In May, Keystone's indicator dropped into Deflation. The recent stock market rally has moved money from Treasury's back into higher-risk stocks. This results in higher yields and lower note and bond prices. The 10-year yield is 1.64% with a price at 99.891 as this missive is typed. The 10-year yield peaked at 1.73% yesterday before pulling back thus far today. The happy talk from central bankers caused the equity market rally and up in yields. Keystone's indicator has now moved back up thru disinflation and is now back into the Neutral zone.The CRB (Commodities Index) languished at 270 on the cliff edge during June but recovered, now well above 300 again. Taking a look at the numbers;
CRB/10-Year Price = 304.81/99.981 = 3.05
Over 4 = Inflation
Between 3 and 4 = Neutral; inflationists and deflationists fight it out
Between 2.9 and 3.0 = Disinflation
Under 2.9 = Deflation
Chairman Bernanke announced QE1 and QE2 as the country became mired in deflation with Keystone's indicator in the 2.5-2.6 range. The indicator dipped into this area in May but then recovered. Therefore, the QE3 watch continues but for Bernanke to act, the 10-year yield will need to drop lower (price higher) as well as the CRB dropping back down thru 270 and heading lower again. The markets are hugely optimistic that Chairman Bernanke will announce future easing plans at Jackson Hole on Friday, 8/31/12. With the CRB over 300, traders will be extremely disappointed. Bernanke fears deflation, a la the Great Depression and Japan's continued two-decade funk. With the CRB over 300, Bernanke likely has no plans for QE3. The next FOMC rate decision and meeting is 9/11/12 and 9/12/12.

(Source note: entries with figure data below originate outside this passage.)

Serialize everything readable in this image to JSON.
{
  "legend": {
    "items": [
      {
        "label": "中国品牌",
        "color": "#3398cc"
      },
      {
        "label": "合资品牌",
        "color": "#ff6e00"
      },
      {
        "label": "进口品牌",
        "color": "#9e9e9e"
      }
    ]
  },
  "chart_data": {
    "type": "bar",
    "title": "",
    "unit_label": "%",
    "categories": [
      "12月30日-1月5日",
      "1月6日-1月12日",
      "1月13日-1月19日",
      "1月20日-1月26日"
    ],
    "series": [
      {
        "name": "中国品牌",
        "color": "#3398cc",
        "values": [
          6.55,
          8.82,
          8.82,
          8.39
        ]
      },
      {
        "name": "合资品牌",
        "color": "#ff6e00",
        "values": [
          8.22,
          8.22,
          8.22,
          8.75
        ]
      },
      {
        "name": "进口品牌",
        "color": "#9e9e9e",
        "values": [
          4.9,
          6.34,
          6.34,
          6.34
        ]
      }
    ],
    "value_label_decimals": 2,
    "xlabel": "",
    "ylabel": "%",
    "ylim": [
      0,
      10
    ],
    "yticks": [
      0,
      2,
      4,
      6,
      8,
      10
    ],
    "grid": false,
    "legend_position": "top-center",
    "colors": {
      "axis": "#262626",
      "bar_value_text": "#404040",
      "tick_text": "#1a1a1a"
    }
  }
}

Do not worry too much about the timing of QE3 since the announcement will be dictated by the deflationary pressures. QE3 is coming but not until the deflationary forces reemerge. In general, focus on the CRB; once it loses 270 the Fed will stand ready with QE3. At CRB 250-270, the Fed will act with QE3. This may happen in a few days, or it may take a few weeks, or a few months, or even not until 2013. Bernanke will avoid deflation at all costs which will cause him to act with QE3 but with the CRB higher and yields higher, QE3 will be on a milk carton for the next couple months, in contrast to what equity traders now expect. Ironically, a disappointment by the Fed will result in a market sell off, which will send the CRB lower and yields lower, thus, creating the environment for when Bernanke will act.